Thank you for challenging the decision-making of government leaders in last week’s editorial. 

I hate to second guess in the middle of a crisis but the inability of our local leaders to adapt to the realities on the ground is disappointing, to say the least.  It has left healthcare workers in our borough with an even greater burden to bear. I realize it’s challenging to be a City or State leader in New York. There are eight million opinions, many of them not well-informed.  

However, the flip side to this is that we have a lot of civilian brainpower in this town and many, many people who will step up in a crisis.  Early on, I got the message from multiple people in the government that “we got this.” Regular citizens can stand down and have faith because “we spent years planning for an epidemic.” 

Well, as the old saying goes, “No plan survives first contact with the enemy.”  If New York City is the epicenter of the coronavirus outbreak then Queens is the epicenter of the epicenter.  So where did the Governor and Mayor put the most assets? On the west side of Manhattan. According to plan, no doubt. 

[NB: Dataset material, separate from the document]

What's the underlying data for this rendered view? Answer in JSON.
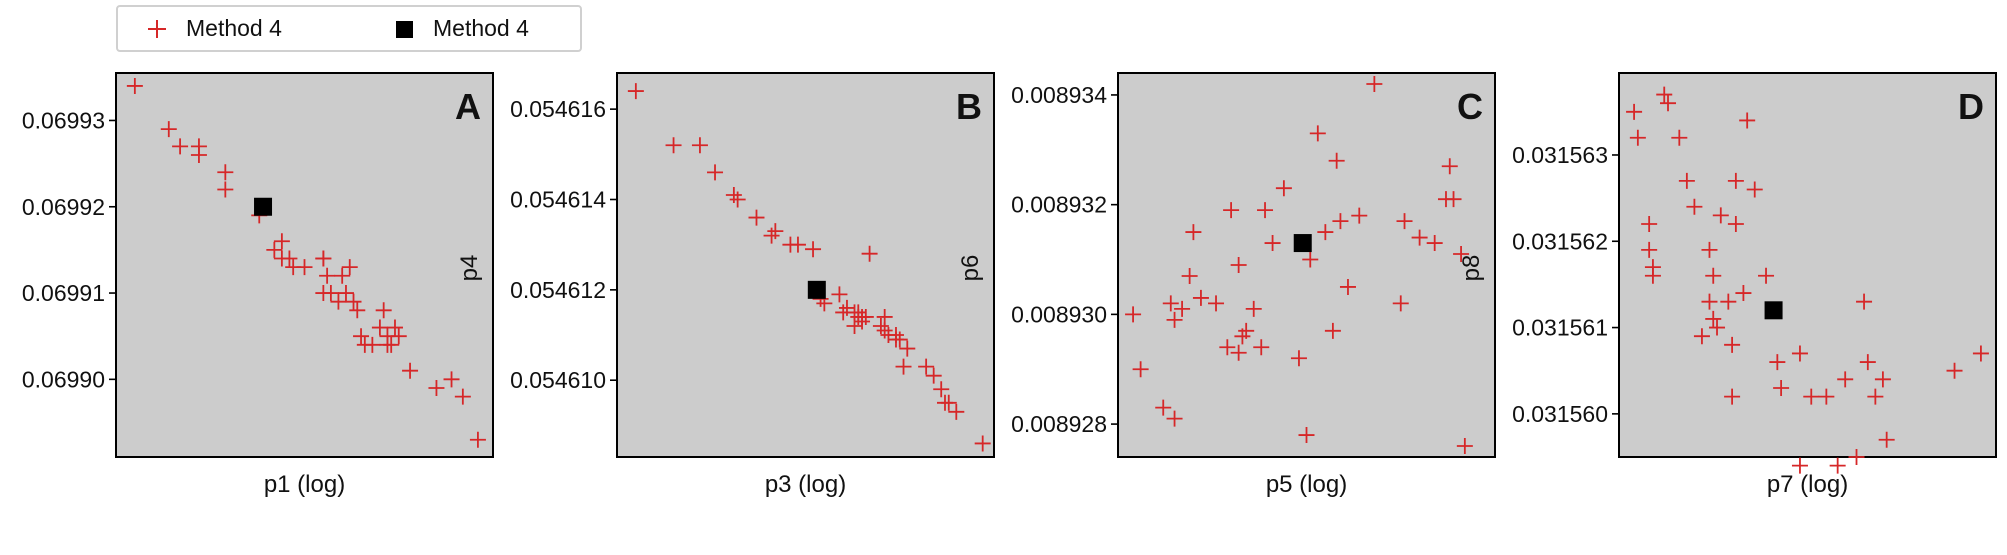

The Javits Center was Cuomo’s top priority.  It is largely empty. When the USNS Comfort arrived, was it placed to support besieged Queens or Brooklyn?  No, it’s at Pier 90. Largely empty. Aqueduct is doing testing and that is great but how long before we have a functioning hospital there?  

This crisis calls for us to be nimble.  We need more creative problem-solving at the local level and less whining about the Federal government.  Only New Yorkers can bring to bear all of the assets of the world’s greatest city. (e.g. Accessible locations like the Addabbo Center should have been open for testing weeks ago.) 

I have no doubt people at all levels of government are working hard to save lives.  Still, we cannot be trapped by rigid top-down thinking. Just as the Feds rely on the 50 state governors to determine local needs, our state and city officials need to take advantage of their local assets.  As The Wave said, “Let them help you.”  

It will save lives and the Governor can still take the credit.